For thirty years we have been told that federal agencies are too intrusive, and that business and industry suffer from regulation.
Left to self-regulate, we are always told, industry will flourish, business will boom, employment opportunities will grow throughout the land, profits will soar, salaries will increase, and the streets of gold will run with milk and honey.
OK, maybe not the last bit about the milk and honey, but all the other things have been promised for thirty years as supply-side theory has been the guiding light of our economic system.
Ronald Reagan, the poster boy for supply-side economic theory, started the gutting process by appointing not scientists, analysts, professors, or researchers to head regulatory agencies, but CEOs who were being regulated by the agencies they now headed. If the supply-siders couldn't out-right shutter the regulatory agency, they would do the next best thing: hand control of the hen house to the foxes.
During the same time, we have slashed the budgets and staffing for most regulatory agencies, and now Congress is simply trying to take all power away from them so their mere existence is a meaningless waste of money.
One drawback to less effective regulation is the danger of poisons being introduced into the marketplace, for sale to consumers.
This past August, we learned that 36 million pounds of ground turkey was tainted with
salmonella. (See, Getting Out Of The Way Of Business
Now this week, we are being told that cantaloupes from Jensen Farm, in Colorado tainted with listeria. So far, it has caused at least 72 illnesses and 16 deaths in 18 states.
How does something like this happen in America in the 21st Century?
One way to facilitate it, and ensure it happens again in the future, is to limit funding for the Food & Drug Administration, reduce the Agency's staff, and put it under the control of a CEO form the food industry.
Conveniently, that is what we have done.
So, two months ago it was poisonous turkey, this month it's killer cantaloupes. What will it be for Christmas?
Listeriosis is a serious illness, and the disease may manifest as meningitis, or affect newborns due to its ability to penetrate the endothelial layer of the placenta. Vegetables can become contaminated from the soil, and animals can also be carriers. Listeria has been found in uncooked meats, uncooked vegetables, fruit such as cantaloupes, unpasteurized milk, foods made from unpasteurized milk, and processed foods. Pasteurization and sufficient cooking kill listeria; however, contamination may occur after cooking and before packaging. For example, meat-processing plants producing ready-to-eat foods, such as hot dogs and deli meats, must follow extensive sanitation policies and procedures to prevent listeria contamination.
See, Listeria monocytogenes, Wikipedia
A spokeswoman for Jensen Farms said the company's product is often sold and resold, so they do not always know where it ends up.

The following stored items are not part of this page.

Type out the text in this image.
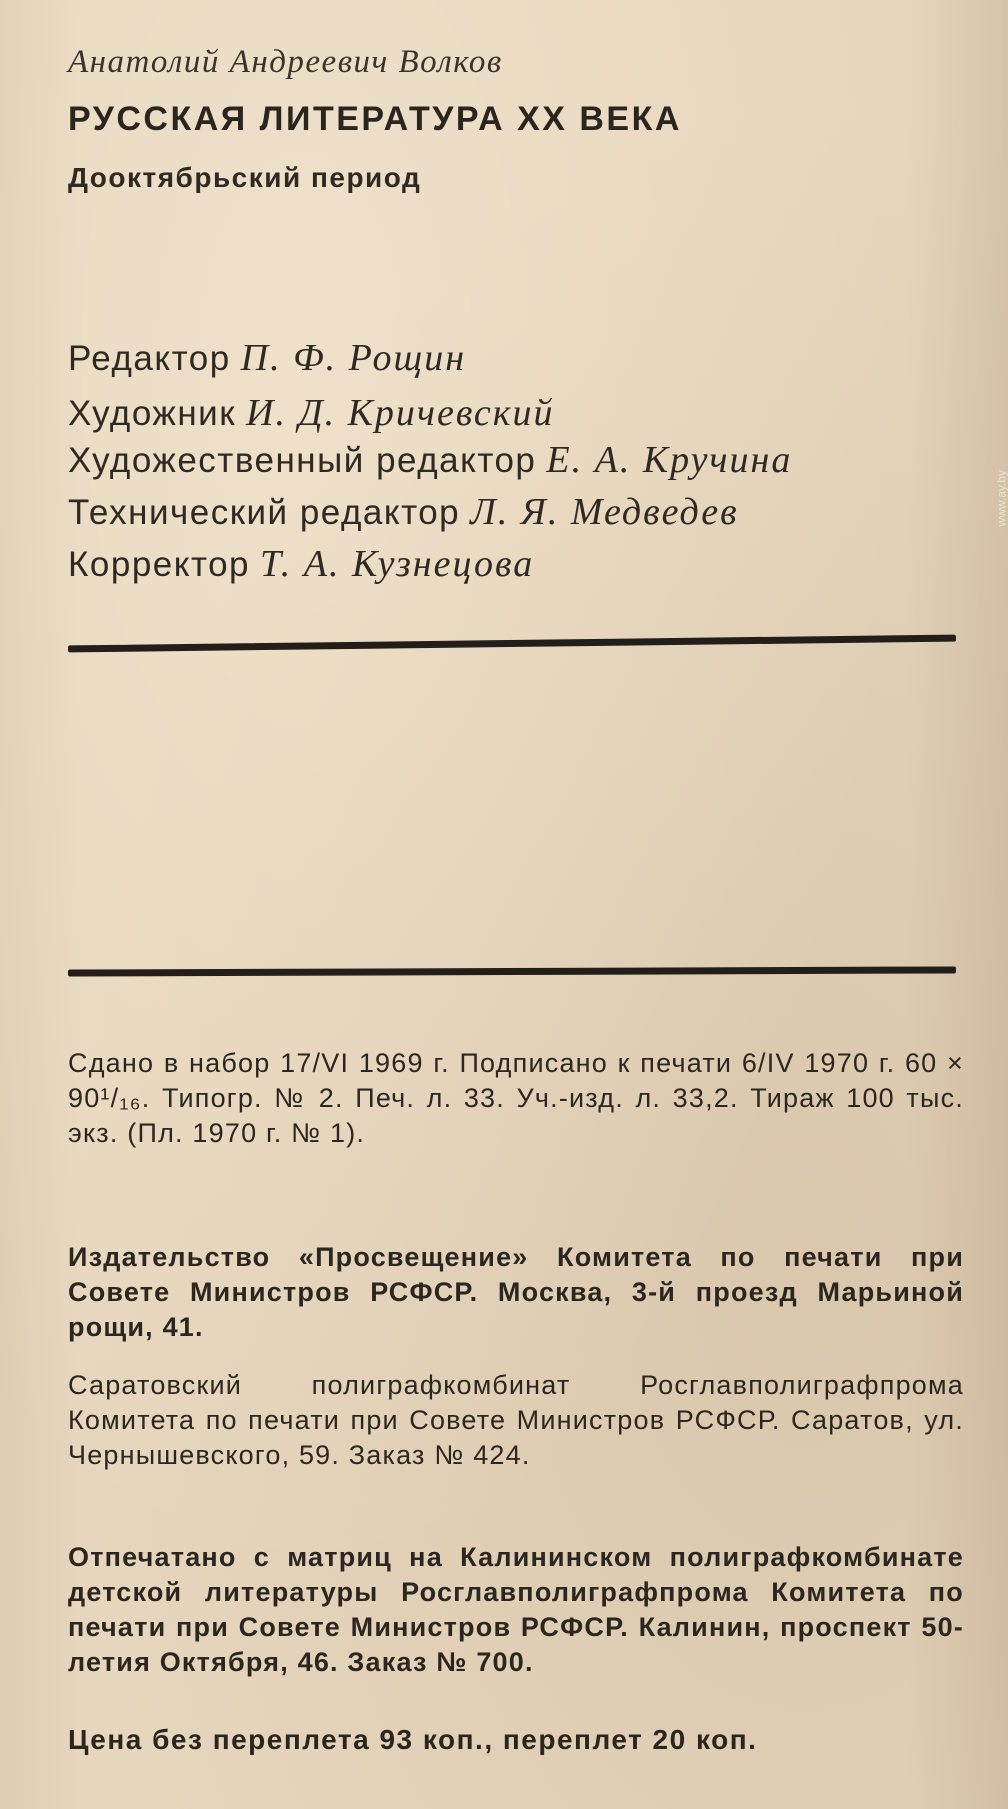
Анатолий Андреевич Волков
РУССКАЯ ЛИТЕРАТУРА XX ВЕКА
Дооктябрьский период
Редактор П. Ф. Рощин
Художник И. Д. Кричевский
Художественный редактор Е. А. Кручина
Технический редактор Л. Я. Медведев
Корректор Т. А. Кузнецова
Сдано в набор 17/VI 1969 г. Подписано к печати 6/IV 1970 г. 60 × 90¹/₁₆. Типогр. № 2. Печ. л. 33. Уч.-изд. л. 33,2. Тираж 100 тыс. экз. (Пл. 1970 г. № 1).
Издательство «Просвещение» Комитета по печати при Совете Министров РСФСР. Москва, 3-й проезд Марьиной рощи, 41.
Саратовский полиграфкомбинат Росглавполиграфпрома Комитета по печати при Совете Министров РСФСР. Саратов, ул. Чернышевского, 59. Заказ № 424.
Отпечатано с матриц на Калининском полиграфкомбинате детской литературы Росглавполиграфпрома Комитета по печати при Совете Министров РСФСР. Калинин, проспект 50-летия Октября, 46. Заказ № 700.
Цена без переплета 93 коп., переплет 20 коп.
www.ay.by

"If it's not Jensen Farms, it's OK to eat," said Thomas Frieden, director of the US Centres for Disease Control. "But if you can't confirm it's not Jensen Farms, then it's best to throw it out."
The recalled cantaloupes may be labelled "Colorado Grown," "Distributed by Frontera Produce," "Jensenfarms.com" or "Sweet Rocky Fords" but not every recalled cantaloupe is labelled with a sticker, the US Food and Drug Administration said. The company said it shipped out more than 300,000 cases of cantaloupes that contained five to 15 melons each, meaning the recall involved 1.5m to 4.5m pieces of fruit.
Listeria outbreak expected to cause more deaths across US in coming weeks
Our food supply is more unreliable every year that we live in the current economic and political climate; a climate that says government is bad and deregulation is our only hope for the future. As we continue down this path of folly, outbreaks like this will become more commonplace; and (like the spread of AIDS) nothing will be done until people of privilege start dying from it.
I ate some cantaloupe Tuesday night, and I am still alive. I will not have any more cantaloupe any time soon.